Heckart played two unrelated characters on the daytime soap opera “One Life to Live.”
During the 1980s, she played Ruth Perkins, the mother of Allison Perkins, who had kidnapped the newborn baby of heroine Viki Lord Buchanan under orders from phony evangelist and mastermind criminal Mitch Laurence.
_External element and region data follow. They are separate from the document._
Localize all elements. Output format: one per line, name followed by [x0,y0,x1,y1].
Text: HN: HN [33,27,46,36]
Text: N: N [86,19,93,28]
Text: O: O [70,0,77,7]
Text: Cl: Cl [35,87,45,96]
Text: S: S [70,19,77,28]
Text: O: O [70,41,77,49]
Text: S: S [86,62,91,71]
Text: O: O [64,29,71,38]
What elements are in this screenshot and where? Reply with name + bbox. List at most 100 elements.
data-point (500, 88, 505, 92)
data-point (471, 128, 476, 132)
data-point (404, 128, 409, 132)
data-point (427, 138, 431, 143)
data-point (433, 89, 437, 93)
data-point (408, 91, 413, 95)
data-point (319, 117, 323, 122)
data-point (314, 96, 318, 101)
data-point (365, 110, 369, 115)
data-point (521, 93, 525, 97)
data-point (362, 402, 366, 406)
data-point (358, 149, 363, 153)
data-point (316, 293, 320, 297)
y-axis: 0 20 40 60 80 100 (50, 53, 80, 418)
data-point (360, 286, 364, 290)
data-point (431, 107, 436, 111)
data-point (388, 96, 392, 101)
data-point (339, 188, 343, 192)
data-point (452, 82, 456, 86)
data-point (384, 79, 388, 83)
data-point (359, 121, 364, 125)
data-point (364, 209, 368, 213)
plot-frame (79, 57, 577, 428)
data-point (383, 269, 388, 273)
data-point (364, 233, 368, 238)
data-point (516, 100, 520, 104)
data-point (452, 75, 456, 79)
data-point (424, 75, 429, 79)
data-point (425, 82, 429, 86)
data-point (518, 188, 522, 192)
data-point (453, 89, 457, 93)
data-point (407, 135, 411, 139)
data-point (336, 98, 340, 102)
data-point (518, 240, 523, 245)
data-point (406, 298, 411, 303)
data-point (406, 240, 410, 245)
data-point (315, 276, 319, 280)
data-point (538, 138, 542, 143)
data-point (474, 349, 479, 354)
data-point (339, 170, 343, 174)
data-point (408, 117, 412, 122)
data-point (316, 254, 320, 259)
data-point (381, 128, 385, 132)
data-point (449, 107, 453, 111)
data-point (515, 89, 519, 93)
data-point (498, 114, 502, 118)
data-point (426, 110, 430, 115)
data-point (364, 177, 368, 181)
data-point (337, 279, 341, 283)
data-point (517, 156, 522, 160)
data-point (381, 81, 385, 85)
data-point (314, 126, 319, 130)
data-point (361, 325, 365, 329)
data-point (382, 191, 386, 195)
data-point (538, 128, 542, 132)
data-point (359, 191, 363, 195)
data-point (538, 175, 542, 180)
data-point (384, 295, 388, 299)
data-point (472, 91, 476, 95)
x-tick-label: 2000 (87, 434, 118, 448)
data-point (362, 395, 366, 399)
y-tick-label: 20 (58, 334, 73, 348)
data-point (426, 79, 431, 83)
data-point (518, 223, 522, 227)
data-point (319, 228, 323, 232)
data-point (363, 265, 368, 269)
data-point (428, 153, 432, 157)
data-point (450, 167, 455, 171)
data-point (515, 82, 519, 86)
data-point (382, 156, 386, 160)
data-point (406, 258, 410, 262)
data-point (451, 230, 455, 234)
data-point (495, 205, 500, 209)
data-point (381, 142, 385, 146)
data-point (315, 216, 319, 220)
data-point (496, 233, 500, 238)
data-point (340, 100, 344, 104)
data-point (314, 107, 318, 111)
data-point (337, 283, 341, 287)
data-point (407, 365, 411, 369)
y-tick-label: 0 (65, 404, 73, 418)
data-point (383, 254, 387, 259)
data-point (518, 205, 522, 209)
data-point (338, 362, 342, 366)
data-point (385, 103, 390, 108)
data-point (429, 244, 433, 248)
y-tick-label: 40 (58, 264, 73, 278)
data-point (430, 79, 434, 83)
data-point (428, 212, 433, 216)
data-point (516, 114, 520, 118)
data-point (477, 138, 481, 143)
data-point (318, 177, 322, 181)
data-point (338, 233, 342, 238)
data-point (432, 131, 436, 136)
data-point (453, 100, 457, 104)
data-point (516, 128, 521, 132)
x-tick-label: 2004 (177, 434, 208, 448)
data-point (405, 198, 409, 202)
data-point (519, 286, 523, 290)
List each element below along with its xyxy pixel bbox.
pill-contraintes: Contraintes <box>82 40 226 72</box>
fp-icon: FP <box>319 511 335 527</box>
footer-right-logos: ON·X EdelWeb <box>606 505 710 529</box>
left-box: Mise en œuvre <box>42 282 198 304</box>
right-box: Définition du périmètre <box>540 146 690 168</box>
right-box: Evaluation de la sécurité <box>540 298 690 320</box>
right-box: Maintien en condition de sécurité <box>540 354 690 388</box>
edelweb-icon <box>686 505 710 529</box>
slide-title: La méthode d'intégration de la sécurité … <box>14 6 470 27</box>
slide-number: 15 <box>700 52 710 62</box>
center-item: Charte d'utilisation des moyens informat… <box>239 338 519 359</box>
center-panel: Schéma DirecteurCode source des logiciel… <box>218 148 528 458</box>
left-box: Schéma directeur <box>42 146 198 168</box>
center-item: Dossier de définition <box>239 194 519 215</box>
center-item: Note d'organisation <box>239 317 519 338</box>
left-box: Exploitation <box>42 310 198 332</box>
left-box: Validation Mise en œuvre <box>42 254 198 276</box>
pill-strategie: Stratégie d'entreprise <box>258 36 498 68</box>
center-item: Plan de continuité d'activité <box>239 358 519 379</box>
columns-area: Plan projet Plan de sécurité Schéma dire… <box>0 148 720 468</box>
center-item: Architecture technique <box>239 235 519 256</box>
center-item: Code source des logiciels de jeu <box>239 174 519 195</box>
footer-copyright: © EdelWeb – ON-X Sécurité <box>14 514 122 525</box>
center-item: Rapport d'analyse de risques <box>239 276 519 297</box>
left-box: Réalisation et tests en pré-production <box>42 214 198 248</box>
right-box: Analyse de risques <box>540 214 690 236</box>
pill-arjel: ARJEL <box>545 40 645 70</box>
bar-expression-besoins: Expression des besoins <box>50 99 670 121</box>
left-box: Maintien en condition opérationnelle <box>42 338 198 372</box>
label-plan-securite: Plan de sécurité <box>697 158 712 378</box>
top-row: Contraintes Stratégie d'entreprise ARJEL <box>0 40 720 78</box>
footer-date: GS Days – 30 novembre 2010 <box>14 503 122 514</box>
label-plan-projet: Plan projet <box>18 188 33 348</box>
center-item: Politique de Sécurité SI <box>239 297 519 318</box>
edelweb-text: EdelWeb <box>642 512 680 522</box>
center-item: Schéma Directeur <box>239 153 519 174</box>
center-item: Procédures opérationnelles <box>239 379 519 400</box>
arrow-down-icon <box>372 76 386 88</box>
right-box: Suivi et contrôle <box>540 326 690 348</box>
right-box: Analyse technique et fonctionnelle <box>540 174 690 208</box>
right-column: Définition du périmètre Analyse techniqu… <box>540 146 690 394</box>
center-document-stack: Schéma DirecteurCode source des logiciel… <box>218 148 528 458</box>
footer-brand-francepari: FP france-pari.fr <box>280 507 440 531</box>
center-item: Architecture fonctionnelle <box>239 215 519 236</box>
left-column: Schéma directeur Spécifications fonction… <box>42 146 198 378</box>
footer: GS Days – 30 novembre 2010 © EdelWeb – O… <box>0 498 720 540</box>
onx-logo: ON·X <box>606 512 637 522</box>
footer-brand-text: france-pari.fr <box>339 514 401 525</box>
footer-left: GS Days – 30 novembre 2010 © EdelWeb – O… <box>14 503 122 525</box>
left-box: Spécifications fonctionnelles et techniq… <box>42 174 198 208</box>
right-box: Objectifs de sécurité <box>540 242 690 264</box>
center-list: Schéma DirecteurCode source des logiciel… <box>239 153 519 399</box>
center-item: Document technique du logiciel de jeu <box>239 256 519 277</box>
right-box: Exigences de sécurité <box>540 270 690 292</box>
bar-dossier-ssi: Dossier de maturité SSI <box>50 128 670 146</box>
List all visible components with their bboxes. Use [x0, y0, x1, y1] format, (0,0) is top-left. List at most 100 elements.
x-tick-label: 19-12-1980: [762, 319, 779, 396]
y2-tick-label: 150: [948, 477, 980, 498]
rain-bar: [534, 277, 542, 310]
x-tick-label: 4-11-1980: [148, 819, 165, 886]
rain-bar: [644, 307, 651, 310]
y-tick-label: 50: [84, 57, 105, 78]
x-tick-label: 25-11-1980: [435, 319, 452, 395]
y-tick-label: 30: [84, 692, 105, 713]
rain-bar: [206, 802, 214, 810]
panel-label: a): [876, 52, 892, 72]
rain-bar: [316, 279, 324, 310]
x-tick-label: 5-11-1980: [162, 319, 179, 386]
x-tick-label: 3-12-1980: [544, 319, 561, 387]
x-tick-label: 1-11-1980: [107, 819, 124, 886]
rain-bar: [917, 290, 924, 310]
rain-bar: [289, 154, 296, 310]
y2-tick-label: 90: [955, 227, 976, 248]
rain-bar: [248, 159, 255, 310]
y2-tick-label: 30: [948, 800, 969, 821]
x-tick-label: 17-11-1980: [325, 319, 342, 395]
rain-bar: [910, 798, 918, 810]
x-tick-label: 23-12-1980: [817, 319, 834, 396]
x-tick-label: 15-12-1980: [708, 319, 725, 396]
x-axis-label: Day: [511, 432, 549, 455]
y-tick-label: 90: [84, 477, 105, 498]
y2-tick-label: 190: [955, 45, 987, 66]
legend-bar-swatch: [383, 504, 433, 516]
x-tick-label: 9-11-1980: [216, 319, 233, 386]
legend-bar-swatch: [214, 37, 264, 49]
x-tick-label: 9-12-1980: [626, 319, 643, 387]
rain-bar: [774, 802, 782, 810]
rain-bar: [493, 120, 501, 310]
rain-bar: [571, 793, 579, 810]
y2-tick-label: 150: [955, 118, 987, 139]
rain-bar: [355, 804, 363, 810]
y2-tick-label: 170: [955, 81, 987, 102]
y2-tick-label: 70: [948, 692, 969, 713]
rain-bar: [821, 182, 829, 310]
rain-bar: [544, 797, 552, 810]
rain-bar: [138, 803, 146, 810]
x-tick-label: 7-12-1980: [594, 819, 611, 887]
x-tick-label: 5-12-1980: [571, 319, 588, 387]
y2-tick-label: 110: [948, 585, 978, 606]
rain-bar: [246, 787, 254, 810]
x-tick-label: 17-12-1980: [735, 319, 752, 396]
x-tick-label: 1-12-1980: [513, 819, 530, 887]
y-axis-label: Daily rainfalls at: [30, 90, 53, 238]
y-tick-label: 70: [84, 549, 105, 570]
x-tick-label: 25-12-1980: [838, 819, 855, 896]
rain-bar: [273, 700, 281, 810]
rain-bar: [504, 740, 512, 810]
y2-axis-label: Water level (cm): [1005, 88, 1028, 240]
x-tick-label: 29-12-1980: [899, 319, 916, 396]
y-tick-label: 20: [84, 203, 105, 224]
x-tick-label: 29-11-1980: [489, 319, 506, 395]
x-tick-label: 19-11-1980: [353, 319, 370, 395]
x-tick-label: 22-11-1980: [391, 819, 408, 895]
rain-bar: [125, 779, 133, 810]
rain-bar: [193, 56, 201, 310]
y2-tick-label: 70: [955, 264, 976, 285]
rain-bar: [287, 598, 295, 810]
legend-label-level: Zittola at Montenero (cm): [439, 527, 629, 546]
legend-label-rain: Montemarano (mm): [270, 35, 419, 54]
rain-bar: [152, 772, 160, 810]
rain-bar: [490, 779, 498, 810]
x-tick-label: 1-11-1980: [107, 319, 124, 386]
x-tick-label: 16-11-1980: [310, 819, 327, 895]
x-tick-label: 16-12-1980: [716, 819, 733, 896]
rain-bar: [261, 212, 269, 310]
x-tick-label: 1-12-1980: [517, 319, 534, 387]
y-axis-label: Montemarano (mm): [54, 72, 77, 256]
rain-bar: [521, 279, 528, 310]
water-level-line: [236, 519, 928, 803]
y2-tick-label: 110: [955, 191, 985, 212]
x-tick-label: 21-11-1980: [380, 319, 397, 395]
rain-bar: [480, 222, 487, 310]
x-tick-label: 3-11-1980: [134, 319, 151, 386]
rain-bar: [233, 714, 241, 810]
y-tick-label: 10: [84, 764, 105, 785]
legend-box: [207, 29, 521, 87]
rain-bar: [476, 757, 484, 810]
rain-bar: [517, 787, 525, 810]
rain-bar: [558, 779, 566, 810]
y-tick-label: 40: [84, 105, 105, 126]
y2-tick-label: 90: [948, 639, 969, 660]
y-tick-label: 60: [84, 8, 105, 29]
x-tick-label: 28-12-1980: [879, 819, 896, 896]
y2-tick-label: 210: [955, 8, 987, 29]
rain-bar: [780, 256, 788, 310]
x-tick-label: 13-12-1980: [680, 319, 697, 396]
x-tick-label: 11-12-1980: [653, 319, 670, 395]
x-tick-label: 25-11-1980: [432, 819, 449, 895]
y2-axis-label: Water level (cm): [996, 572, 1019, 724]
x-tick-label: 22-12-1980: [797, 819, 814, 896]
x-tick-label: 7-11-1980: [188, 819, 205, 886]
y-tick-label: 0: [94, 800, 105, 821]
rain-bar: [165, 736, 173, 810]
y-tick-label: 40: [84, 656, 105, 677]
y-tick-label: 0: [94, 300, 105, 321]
During the early 1990s, she played the role of Wilma Bern, mother of upstate Pennsylvania mob boss Carlo Hesser and his meek twin, Mortimer Bern. She appeared in the 1954 NBC legal drama Justice, based on case files of New York’s Legal Aid Society.
She appeared in an episode of the NBC medical drama about psychiatry, The Eleventh Hour, “There Should Be an Outfit Called ‘Families Anonymous!'” (1963) and Home Improvement “Losing My Religion”.
Heckart was married to John Harrison Yankee, Jr. for 55 years from 1942 until his death in 1997. Her son Luke Yankee is the author of her 2006 biography, Just Outside the Spotlight: Growing Up with Eileen Heckart.
Heckart was a Democrat. she met President Lyndon B. Johnson at The White House in 1967.
On December 31, 2001, Heckart died of lung cancer at her home in Norwalk, CT at the age of 82.